One group maintains a military characteristic linked to the military leadership of the Doux and the Komes. The second group, or perhaps groups, travelled through Anatolia to Constantinople. It was made up of individuals without a military function, probably auxiliary personnel linked to the primary group of soldiers. They adopted nomadic trade and survived with arts and crafts and services. Finally, a third group emerged from the chaos experienced in the east of Anatolia. Disconnected because of the Saldjūkid incursions, they migrated to Karabakh (in current Azerbaijan), Georgia and the Caucus where they developed a different vocabulary which would become Lomavren.
This schematic description aims to contextualise the complex factors involved in the emergence of a Gypsy identity in 11th century Anatolia. Moreover, it enables us to better understand the variety and differentiations which since then have been present in the historical sources.
In conclusion, and as I have mentioned on many occasions, this moment is fundamental as it represents the step prior to arrival in Europe and, above all, the moment when both Gypsy ethnicity and identity began to be shaped.

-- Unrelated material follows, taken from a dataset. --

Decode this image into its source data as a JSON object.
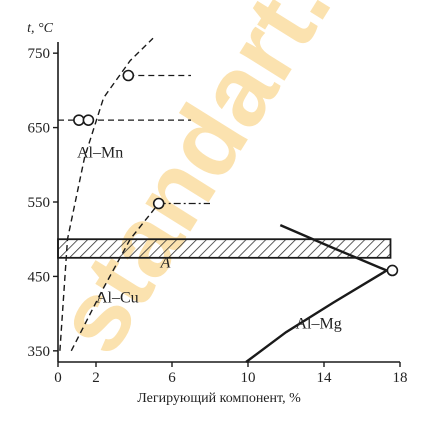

The emergence of a Gypsy identity in the chaotic Anatolia of the 11th century is the central point of the historical narrative of the Gypsy people. It is the historical moment when the fusion of different elements from the culture of refugee soldiers from India and Khorasan, Persians, Azerbaijanis, Georgians, Armenians, Greeks and others, fused to create a new entity: ours, the Gypsy entity.
The Byzantine Empire, that bridge between the East and the West and the passage of the proto-Gypsies through these lands are key and founding elements of the endogenous identity of what would be the Gypsy people and of the exogenous image that began to be forged of this people. It is in the Byzantine Empire where the proto-Gypsy is linked to the notion of magic and witchcraft, thereby creating the first stereotyped image of the Egyptian.

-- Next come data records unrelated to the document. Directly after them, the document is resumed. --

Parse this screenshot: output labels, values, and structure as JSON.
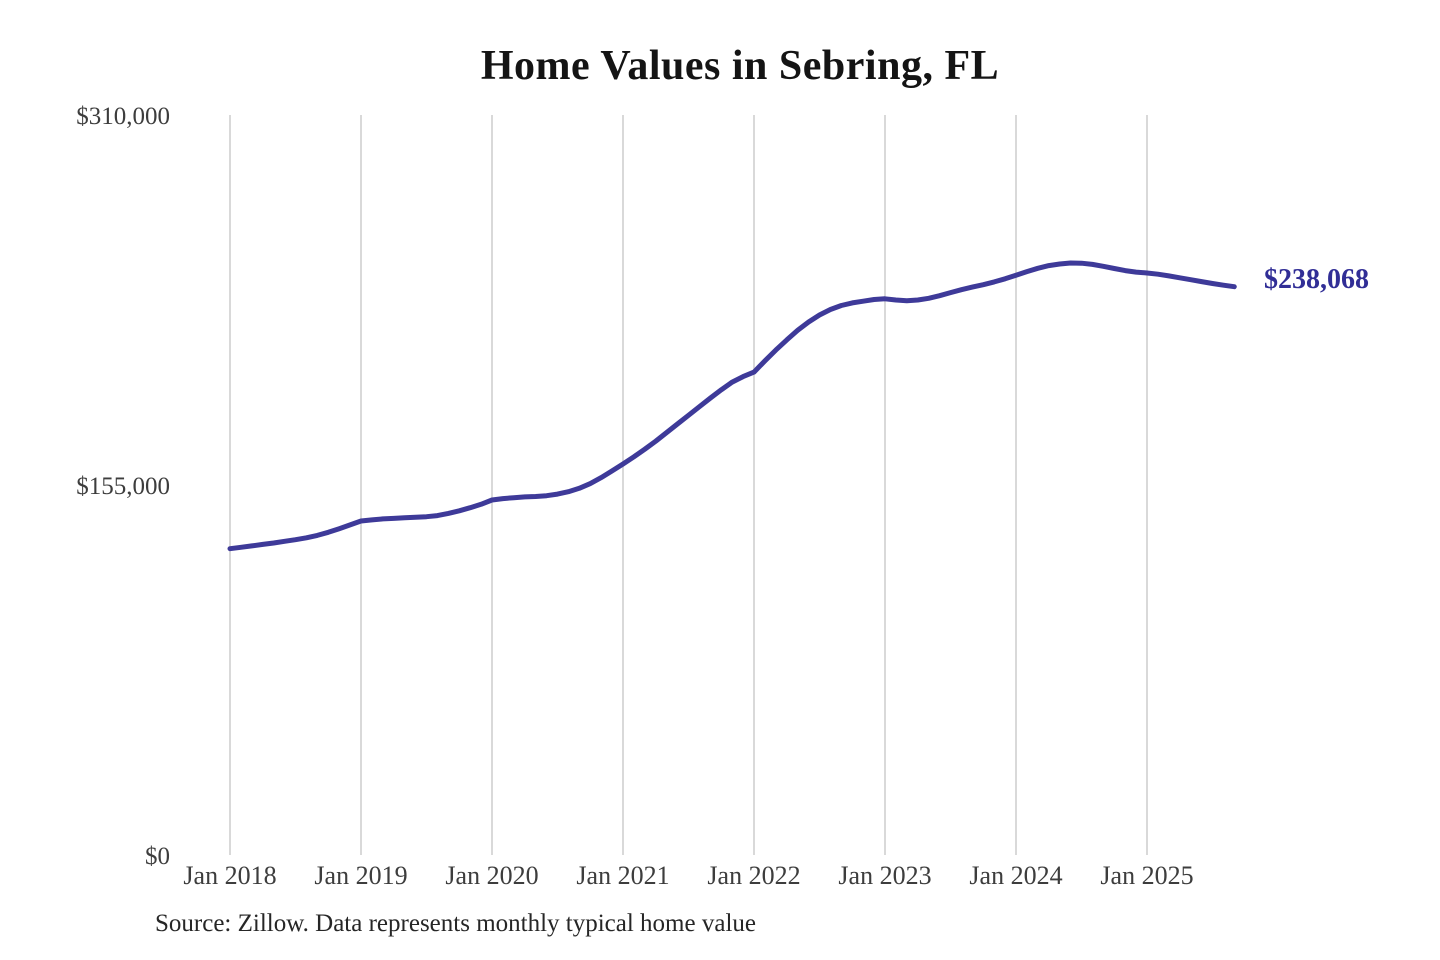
{
  "title": "Home Values in Sebring, FL",
  "source_note": "Source: Zillow. Data represents monthly typical home value",
  "colors": {
    "background": "#ffffff",
    "line": "#3e3a99",
    "end_label": "#312e96",
    "grid": "#c9c9c9",
    "axis_text": "#3d3d3d",
    "title_text": "#141414",
    "source_text": "#262626"
  },
  "chart_data": {
    "type": "line",
    "title": "Home Values in Sebring, FL",
    "xlabel": "",
    "ylabel": "",
    "ylim": [
      0,
      310000
    ],
    "grid": "vertical-only",
    "legend": "none",
    "x_start": "2018-01",
    "x_interval": "month",
    "x_tick_labels": [
      "Jan 2018",
      "Jan 2019",
      "Jan 2020",
      "Jan 2021",
      "Jan 2022",
      "Jan 2023",
      "Jan 2024",
      "Jan 2025"
    ],
    "y_ticks": [
      {
        "value": 0,
        "label": "$0"
      },
      {
        "value": 155000,
        "label": "$155,000"
      },
      {
        "value": 310000,
        "label": "$310,000"
      }
    ],
    "last_value": 238068,
    "last_value_label": "$238,068",
    "series": [
      {
        "name": "Monthly typical home value (USD)",
        "values": [
          128300,
          128900,
          129500,
          130100,
          130700,
          131400,
          132100,
          132900,
          133900,
          135200,
          136700,
          138300,
          139900,
          140400,
          140800,
          141000,
          141300,
          141500,
          141700,
          142200,
          143100,
          144200,
          145500,
          146900,
          148700,
          149300,
          149700,
          150000,
          150200,
          150500,
          151200,
          152200,
          153600,
          155600,
          158100,
          160900,
          163800,
          166800,
          170000,
          173400,
          177000,
          180600,
          184200,
          187800,
          191400,
          194900,
          198100,
          200400,
          202300,
          207000,
          211500,
          215800,
          219800,
          223300,
          226200,
          228500,
          230200,
          231300,
          232000,
          232700,
          233000,
          232500,
          232200,
          232500,
          233200,
          234300,
          235600,
          236800,
          237900,
          238900,
          240100,
          241400,
          242900,
          244400,
          245800,
          246900,
          247600,
          248000,
          247900,
          247400,
          246600,
          245700,
          244800,
          244200,
          243800,
          243300,
          242600,
          241800,
          241000,
          240200,
          239400,
          238700,
          238068
        ]
      }
    ]
  }
}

It is worth noting that in little more than 50 years, these Indians from Kannauj, of Vedic and Buddhist culture and spirituality, were deeply imbued with foreign cosmogonic elements, mixing with the Islam of the Ghaznāvids, the Shamanism of the Turkmen, Zoroastrianism, Armenian apocalyptic Christianity and Byzantine orthodoxy, forging what would be the Gypsy cosmogony.
Aresipé
As we have seen, the main and final stage of the three major migration movements of the Gypsy people in Europe was also the consequence of Islamic expansion, this time by the Ottoman Turks, who sacked Byzantium in 1453 and spread their influence in the Balkans. However, it would be a mistake to believe that that migration had happened at the same time. The bubonic plague had reached Western Anatolia in 1347 and led to a general migration through Europe, which must have included Gypsies, as they were even accused of having introduced it into Europe. Moreover, linguistic evidence shows that there was an early exit by a Gypsy group from Greek territory. Indeed, in at least one Romani dialect, Istriani, spoken in Slovakia, Greek vocabulary is quite limited.

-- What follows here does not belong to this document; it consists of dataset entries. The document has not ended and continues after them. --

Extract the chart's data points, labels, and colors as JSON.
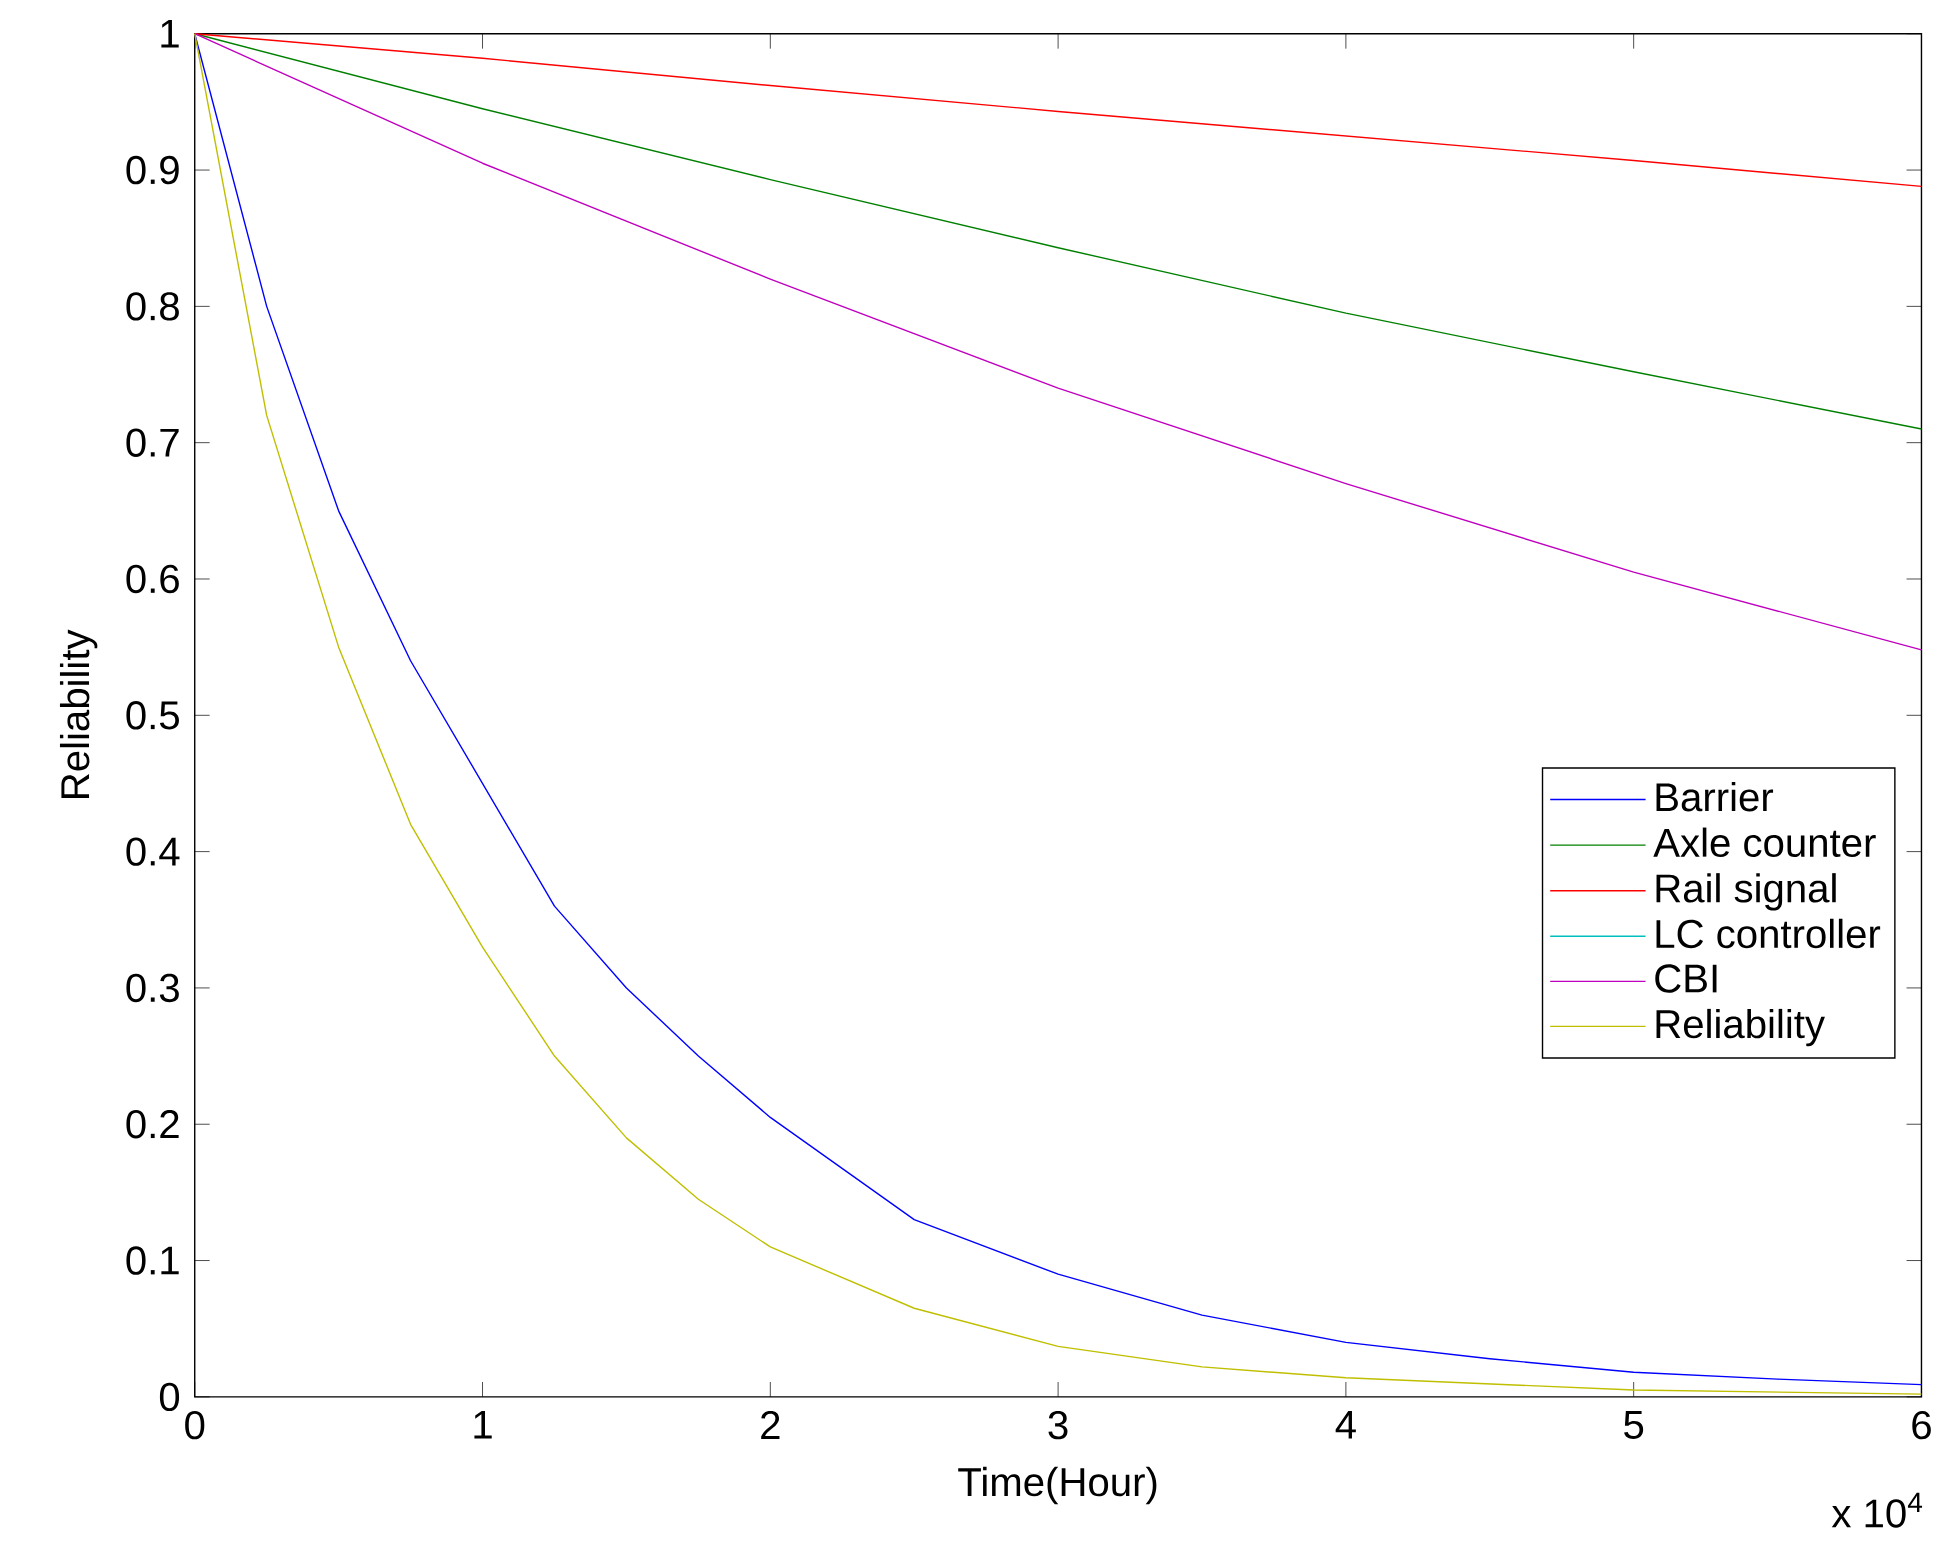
{
  "chart_data": {
    "type": "line",
    "xlabel": "Time(Hour)",
    "ylabel": "Reliability",
    "xlim": [
      0,
      6
    ],
    "ylim": [
      0,
      1
    ],
    "xticks": [
      0,
      1,
      2,
      3,
      4,
      5,
      6
    ],
    "yticks": [
      0,
      0.1,
      0.2,
      0.3,
      0.4,
      0.5,
      0.6,
      0.7,
      0.8,
      0.9,
      1
    ],
    "legend": "right",
    "grid": false,
    "annotations": [
      "x 10$^{4}$"
    ],
    "series": [
      {
        "name": "Barrier",
        "color": "#0000ff",
        "x": [
          0,
          0.25,
          0.5,
          0.75,
          1,
          1.25,
          1.5,
          1.75,
          2,
          2.5,
          3,
          3.5,
          4,
          4.5,
          5,
          5.5,
          6
        ],
        "values": [
          1,
          0.8,
          0.65,
          0.54,
          0.45,
          0.36,
          0.3,
          0.25,
          0.205,
          0.13,
          0.09,
          0.06,
          0.04,
          0.028,
          0.018,
          0.013,
          0.009
        ]
      },
      {
        "name": "Axle counter",
        "color": "#008000",
        "x": [
          0,
          1,
          2,
          3,
          4,
          5,
          6
        ],
        "values": [
          1,
          0.945,
          0.893,
          0.843,
          0.795,
          0.752,
          0.71
        ]
      },
      {
        "name": "Rail signal",
        "color": "#ff0000",
        "x": [
          0,
          1,
          2,
          3,
          4,
          5,
          6
        ],
        "values": [
          1,
          0.982,
          0.962,
          0.943,
          0.925,
          0.907,
          0.888
        ]
      },
      {
        "name": "LC controller",
        "color": "#00bfbf",
        "values": [
          null
        ]
      },
      {
        "name": "CBI",
        "color": "#bf00bf",
        "x": [
          0,
          1,
          2,
          3,
          4,
          5,
          6
        ],
        "values": [
          1,
          0.905,
          0.82,
          0.74,
          0.67,
          0.605,
          0.548
        ]
      },
      {
        "name": "Reliability",
        "color": "#bfbf00",
        "x": [
          0,
          0.25,
          0.5,
          0.75,
          1,
          1.25,
          1.5,
          1.75,
          2,
          2.5,
          3,
          3.5,
          4,
          5,
          6
        ],
        "values": [
          1,
          0.72,
          0.55,
          0.42,
          0.33,
          0.25,
          0.19,
          0.145,
          0.11,
          0.065,
          0.037,
          0.022,
          0.014,
          0.005,
          0.002
        ]
      }
    ]
  }
}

Islam was a key factor to understanding this departure towards Europe, as it was in the case of the departure from India. However, both events shared the same military element, as Ottoman Turks used Gypsies in their militia or as craftsmen at the service of the army. In 1300, there were specifically Gypsy military garrisons both in Modon and in Nauplia, in the Venetian Peloponnesus, today Southern Greece. Gypsies had already arrived in Europe.
We do not know how the different groups of Gypsies reached Europe for the first time. Most of them probably crossed the Constantinople isthmus, although it has been suggested that others could have left Anatolia by sailing on the Aegean Sea or the Black Sea. However they reached the Balkans, in 1500 their presence is recorded throughout Europe.